Yesterday, I got a phone call from an old friend. Unlike most of my other Republican friends, who have been appalled by the Lugar-Mourdock results, he was euphoric. Why? Because Mourdock “is a bomb thrower! He’ll go to Washington and he won’t play the game!”

Also yesterday, a commenter to one of my recent blogs on the subject questioned the idea that Lugar had moved to the right during his long career. Why, he had voted for the President’s Supreme Court Justices and the bailouts, and supported the Dream Act! How could he be conservative?

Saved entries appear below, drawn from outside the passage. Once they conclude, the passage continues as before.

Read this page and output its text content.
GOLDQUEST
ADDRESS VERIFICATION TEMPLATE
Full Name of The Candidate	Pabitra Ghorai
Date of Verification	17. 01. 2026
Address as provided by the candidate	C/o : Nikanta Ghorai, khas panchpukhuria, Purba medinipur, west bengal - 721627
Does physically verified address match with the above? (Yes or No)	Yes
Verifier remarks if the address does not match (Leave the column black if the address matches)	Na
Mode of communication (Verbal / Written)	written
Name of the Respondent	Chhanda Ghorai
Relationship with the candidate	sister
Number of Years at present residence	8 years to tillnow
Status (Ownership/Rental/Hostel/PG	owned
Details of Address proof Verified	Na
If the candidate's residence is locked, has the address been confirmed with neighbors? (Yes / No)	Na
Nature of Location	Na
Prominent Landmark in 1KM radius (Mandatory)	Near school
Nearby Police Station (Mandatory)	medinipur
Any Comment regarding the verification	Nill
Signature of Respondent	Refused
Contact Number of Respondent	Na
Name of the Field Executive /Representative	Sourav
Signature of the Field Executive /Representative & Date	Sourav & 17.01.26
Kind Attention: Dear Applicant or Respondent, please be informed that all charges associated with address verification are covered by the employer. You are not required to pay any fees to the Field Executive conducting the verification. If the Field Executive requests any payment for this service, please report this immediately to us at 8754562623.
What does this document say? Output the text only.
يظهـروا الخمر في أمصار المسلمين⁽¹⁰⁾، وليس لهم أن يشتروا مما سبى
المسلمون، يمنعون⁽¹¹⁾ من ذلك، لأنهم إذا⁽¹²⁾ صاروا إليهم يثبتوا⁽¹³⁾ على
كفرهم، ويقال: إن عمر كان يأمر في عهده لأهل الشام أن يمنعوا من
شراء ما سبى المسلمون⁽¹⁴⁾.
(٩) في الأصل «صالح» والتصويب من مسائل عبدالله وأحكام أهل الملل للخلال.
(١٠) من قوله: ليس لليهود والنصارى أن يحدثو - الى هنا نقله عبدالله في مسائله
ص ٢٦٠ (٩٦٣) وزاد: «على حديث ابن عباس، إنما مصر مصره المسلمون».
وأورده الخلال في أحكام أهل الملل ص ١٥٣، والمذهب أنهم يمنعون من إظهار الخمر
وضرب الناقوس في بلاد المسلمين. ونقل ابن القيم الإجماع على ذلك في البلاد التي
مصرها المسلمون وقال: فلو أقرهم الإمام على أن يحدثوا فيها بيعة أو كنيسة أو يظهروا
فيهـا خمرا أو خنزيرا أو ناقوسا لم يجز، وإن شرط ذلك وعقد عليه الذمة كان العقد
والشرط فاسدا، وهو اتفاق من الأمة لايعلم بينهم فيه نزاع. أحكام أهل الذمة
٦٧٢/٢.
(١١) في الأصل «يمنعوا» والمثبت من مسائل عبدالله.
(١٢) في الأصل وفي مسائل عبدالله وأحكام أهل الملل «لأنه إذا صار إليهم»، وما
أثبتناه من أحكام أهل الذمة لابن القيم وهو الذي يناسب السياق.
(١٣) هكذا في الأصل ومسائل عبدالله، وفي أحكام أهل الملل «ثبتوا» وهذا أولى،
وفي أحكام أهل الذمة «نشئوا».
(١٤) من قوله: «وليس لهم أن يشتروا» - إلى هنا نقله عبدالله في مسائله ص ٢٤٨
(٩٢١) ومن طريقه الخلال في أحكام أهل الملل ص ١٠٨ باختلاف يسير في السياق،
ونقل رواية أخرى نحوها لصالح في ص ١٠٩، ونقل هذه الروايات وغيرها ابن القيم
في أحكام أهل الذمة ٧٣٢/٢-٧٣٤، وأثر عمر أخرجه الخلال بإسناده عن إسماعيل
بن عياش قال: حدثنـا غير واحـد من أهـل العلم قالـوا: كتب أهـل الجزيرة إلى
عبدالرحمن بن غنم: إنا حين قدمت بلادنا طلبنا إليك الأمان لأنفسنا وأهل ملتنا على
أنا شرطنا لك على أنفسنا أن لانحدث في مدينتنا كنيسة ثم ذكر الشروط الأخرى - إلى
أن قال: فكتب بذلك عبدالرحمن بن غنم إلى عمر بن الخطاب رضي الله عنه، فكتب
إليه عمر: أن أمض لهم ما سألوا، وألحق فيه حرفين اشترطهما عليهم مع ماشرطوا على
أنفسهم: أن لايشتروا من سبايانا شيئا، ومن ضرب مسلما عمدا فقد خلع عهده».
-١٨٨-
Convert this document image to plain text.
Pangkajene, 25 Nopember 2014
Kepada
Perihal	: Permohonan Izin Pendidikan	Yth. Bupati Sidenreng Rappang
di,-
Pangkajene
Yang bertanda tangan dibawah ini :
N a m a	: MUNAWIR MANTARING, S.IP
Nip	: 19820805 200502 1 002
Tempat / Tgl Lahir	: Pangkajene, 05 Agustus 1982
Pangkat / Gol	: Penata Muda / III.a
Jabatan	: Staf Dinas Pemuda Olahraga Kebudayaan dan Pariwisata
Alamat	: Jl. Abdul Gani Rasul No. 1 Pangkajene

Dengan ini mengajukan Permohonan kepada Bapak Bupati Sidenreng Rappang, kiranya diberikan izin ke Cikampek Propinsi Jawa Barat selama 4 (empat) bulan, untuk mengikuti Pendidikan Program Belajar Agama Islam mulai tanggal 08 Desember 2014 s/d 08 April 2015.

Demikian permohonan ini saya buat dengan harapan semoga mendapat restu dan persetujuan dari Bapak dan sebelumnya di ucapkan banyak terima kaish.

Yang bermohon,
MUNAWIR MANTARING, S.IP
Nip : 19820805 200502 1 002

If there is any lesson to be learned from the expression of these sentiments, it is that political advertising is effective, especially when coupled with an audience’s lack of understanding of basic democratic (note small d) governance. The examples cited by the commenter as evidence that Lugar is really a “moderate” who (in the opinion of my Republican friend) “played with the liberals” amount to little more than a regurgitation of Mourdock’s ads. Three or four examples were plucked from a 36-year career and relentlessly pounded on; voila! the man’s a  squishy bipartisan compromiser. And compromise is bad, bomb-throwing and intransigence are what we need!

The people expressing these opinions aren’t uneducated. But they  were clearly swayed by an unrelenting ad campaign fueled by lots of Super Pac money.

I don’t worry about two people with uninformed opinions.  Nor do I fault these folks for not doing the research necessary to counter the 30-second sound-bites.

But I am deeply worried about the extent to which billionaires and Super Pacs will influence the millions of equally uninformed voters in November.